Kerry defended his choice at the N.C. State rally, saying Edwards has "more experience than the president we have today and better judgment." The statement furthered back-and-forth chatter from advisors, analysts and the two presidential candidates themselves about Edwards' role in buoying the South and shifting the heartland for Kerry.

John Aldrich, professor of political science, said Edwards might do more campaigning in North Carolina than Kerry in order to avoid an "old, Jesse Helms-style attack on Massachusetts liberal Democrats" from the right. He also may help Democratic candidate Erskine Bowles gain his seat in the Senate and incumbent Governor Mike Easley to keep his.

But even with the burgeoning economic prosperity and increasingly diverse racial makeup in North Carolina and the New South, that old conservatism may be too much to overcome. "I would be surprised if come this time October that the polls would be close here, unless it's a Kerry-Edwards runaway," Aldrich said.

While both camps quickly released a string of new television advertisements in North Carolina, Edwards was dispatched to the Midwest, where his rags-to-riches personal history plays into an opportunistic message that brought him recognition--and often great success--while campaigning in swing states like Iowa, Ohio and Wisconsin during the presidential primaries earlier this year.

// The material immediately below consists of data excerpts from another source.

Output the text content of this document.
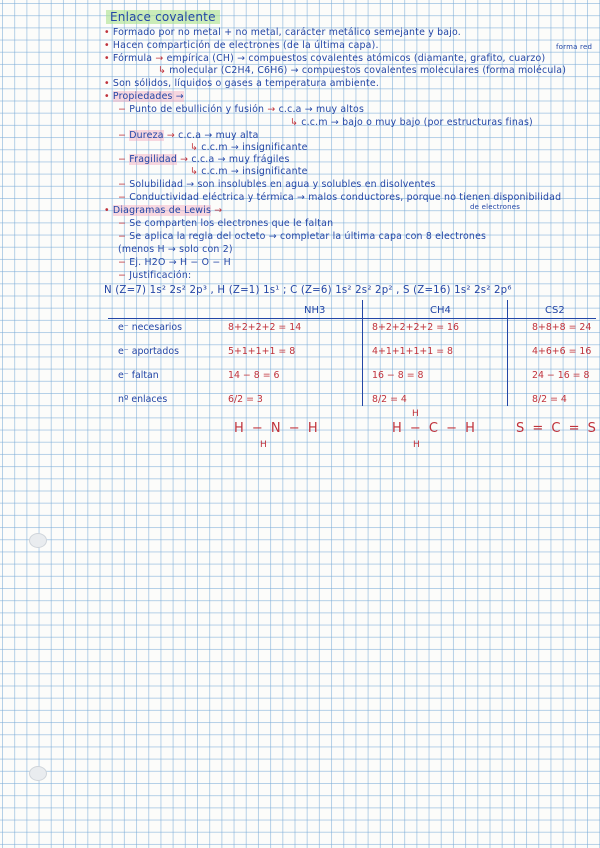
Enlace covalente
• Formado por no metal + no metal, carácter metálico semejante y bajo.
• Hacen compartición de electrones (de la última capa).	forma red
• Fórmula → empírica (CH) → compuestos covalentes atómicos (diamante, grafito, cuarzo)
↳ molecular (C2H4, C6H6) → compuestos covalentes moleculares (forma molécula)
• Son sólidos, líquidos o gases a temperatura ambiente.
• Propiedades →
− Punto de ebullición y fusión → c.c.a → muy altos
↳ c.c.m → bajo o muy bajo (por estructuras finas)
− Dureza → c.c.a → muy alta
↳ c.c.m → insignificante
− Fragilidad → c.c.a → muy frágiles
↳ c.c.m → insignificante
− Solubilidad → son insolubles en agua y solubles en disolventes
− Conductividad eléctrica y térmica → malos conductores, porque no tienen disponibilidad
de electrones
• Diagramas de Lewis →
− Se comparten los electrones que le faltan
− Se aplica la regla del octeto → completar la última capa con 8 electrones
(menos H → solo con 2)
− Ej. H2O → H − O − H
− Justificación:
N (Z=7) 1s² 2s² 2p³ , H (Z=1) 1s¹ ; C (Z=6) 1s² 2s² 2p² , S (Z=16) 1s² 2s² 2p⁶
NH3	CH4	CS2
e⁻ necesarios	8+2+2+2 = 14	8+2+2+2+2 = 16	8+8+8 = 24
e⁻ aportados	5+1+1+1 = 8	4+1+1+1+1 = 8	4+6+6 = 16
e⁻ faltan	14 − 8 = 6	16 − 8 = 8	24 − 16 = 8
nº enlaces	6/2 = 3	8/2 = 4	8/2 = 4
H
H − N − H	H − C − H	S = C = S
H	H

Munger calculated that if the Kerry-Edwards ticket breaks even in those undecided parts of the country and takes Florida and just one other Southern state, the Democrats could win the strategic fight for the White House.

Kerry is banking on those swing votes, but also on his vocal supporters wherever he can find them.

"We're the can-do people," he told the mostly Democratic crowd at the rally. "It's all on the table. It's all up for grabs."